By John Commerford. Feb 2, 2026

Since President George W. Bush signed the bipartisan Protection of Lawful Commerce in Arms Act (PLCAA) into law on Oct. 26, 2005, those bent on civilian disarmament have sought to bypass the legislation's clear commands. In fact, 20 years later, gunmakers were fending off a frivolous nuisance suit from the city of Gary, Ind., filed in 1999, despite the PLCAA and state-analogue legislation.

More recently, gun-control advocates have sought to enact so-called "gun industry accountability" legislation in jurisdictions controlled by anti-gun lawmakers as an explicit attempt to subvert the PLCAA. These laws pose a threat to more than just the firearm industry's bottom line and directly impact law-abiding Americans' ability to access the firearms, ammunition and other equipment necessary to exercise their Second Amendment rights.

First consider why the PLCAA was enacted.

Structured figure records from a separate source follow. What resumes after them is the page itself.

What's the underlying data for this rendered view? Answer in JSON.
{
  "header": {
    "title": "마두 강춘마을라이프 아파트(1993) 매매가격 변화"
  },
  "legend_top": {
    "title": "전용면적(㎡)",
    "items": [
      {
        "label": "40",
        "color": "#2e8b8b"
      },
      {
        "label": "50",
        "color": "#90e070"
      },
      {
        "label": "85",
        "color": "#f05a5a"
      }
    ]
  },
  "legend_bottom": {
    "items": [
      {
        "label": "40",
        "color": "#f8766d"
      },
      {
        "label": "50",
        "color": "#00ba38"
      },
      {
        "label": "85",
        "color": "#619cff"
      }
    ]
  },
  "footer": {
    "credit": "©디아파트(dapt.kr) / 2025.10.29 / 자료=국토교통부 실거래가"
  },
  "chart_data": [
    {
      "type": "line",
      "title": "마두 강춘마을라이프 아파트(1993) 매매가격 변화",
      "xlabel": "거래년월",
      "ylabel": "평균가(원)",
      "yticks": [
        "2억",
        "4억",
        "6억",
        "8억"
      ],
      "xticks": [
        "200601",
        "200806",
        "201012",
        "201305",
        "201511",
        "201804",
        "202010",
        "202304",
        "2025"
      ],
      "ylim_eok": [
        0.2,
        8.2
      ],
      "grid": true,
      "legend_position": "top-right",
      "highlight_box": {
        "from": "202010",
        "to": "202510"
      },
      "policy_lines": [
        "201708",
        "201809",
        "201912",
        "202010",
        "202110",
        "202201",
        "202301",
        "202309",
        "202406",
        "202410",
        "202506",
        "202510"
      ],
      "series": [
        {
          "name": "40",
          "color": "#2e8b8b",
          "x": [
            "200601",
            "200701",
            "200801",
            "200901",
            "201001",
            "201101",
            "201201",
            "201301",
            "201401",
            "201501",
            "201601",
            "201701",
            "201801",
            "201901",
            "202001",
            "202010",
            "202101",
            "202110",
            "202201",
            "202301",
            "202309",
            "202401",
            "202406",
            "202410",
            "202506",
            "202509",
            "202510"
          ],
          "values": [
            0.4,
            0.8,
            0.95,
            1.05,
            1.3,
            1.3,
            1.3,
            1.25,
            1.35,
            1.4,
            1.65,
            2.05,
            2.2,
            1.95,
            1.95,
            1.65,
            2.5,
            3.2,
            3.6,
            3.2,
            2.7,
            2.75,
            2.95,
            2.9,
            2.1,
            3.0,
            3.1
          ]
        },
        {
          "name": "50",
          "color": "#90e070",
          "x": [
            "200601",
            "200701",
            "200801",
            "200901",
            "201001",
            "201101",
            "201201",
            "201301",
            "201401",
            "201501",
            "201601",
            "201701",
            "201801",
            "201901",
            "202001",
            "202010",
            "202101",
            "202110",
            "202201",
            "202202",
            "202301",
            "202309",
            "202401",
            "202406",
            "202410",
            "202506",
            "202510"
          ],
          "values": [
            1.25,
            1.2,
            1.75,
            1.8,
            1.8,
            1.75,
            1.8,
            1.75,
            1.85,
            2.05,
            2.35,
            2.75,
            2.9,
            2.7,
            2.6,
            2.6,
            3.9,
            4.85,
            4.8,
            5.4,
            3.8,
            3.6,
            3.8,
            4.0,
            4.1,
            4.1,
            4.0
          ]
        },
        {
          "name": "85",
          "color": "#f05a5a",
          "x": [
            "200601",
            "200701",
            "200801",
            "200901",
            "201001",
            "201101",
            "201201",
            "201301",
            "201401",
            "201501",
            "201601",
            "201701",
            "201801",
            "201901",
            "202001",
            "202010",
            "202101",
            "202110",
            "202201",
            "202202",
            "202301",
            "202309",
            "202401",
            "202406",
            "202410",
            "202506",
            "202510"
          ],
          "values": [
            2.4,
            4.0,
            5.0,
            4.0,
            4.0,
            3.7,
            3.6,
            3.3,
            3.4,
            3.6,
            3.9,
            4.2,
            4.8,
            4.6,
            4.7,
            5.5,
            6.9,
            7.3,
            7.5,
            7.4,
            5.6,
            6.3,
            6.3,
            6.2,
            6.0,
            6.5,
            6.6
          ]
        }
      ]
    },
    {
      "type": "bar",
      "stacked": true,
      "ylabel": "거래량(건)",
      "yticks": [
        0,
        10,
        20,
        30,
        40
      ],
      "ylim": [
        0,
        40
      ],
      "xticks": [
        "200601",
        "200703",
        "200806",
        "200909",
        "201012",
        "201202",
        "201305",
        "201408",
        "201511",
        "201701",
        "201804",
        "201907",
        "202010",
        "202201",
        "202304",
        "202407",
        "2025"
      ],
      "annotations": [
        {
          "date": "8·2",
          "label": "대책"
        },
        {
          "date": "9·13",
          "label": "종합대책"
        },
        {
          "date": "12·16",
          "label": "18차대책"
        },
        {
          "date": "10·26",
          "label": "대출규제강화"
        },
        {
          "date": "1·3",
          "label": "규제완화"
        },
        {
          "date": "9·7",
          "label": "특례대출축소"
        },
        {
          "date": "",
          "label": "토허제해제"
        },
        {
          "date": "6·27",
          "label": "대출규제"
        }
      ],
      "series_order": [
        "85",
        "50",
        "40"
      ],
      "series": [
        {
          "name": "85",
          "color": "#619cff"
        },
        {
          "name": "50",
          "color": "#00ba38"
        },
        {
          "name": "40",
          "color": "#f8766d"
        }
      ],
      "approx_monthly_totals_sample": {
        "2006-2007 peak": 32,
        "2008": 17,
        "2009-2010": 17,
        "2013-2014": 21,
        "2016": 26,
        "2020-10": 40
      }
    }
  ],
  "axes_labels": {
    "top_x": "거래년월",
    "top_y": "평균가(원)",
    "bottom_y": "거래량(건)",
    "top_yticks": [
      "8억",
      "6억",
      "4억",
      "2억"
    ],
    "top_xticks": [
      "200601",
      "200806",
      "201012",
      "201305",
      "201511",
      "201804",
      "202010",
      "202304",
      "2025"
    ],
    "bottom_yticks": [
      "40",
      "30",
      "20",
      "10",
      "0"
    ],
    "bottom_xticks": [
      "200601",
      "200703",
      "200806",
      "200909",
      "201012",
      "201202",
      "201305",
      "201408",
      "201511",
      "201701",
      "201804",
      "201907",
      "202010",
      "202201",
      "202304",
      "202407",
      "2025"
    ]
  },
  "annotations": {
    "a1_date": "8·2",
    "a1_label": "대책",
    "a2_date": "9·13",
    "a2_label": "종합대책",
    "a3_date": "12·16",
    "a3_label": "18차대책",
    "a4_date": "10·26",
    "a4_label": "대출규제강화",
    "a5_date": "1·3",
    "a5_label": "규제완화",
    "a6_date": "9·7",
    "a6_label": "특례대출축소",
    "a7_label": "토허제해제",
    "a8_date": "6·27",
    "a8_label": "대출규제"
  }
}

In the mid-1990s, gun-control supporters, trial attorneys and anti-gun, big-city politicians teamed up to abuse tort law to attack the gun industry (and by proxy American gun owners) by attempting to hold the industry accountable for the third-party criminal misuse of their products. U.S. tort law has long held that a person or entity cannot be held responsible for a third party's criminal acts. In enacting the PLCAA, Congress codified this longstanding principle of tort law that was under threat from the politicized litigation.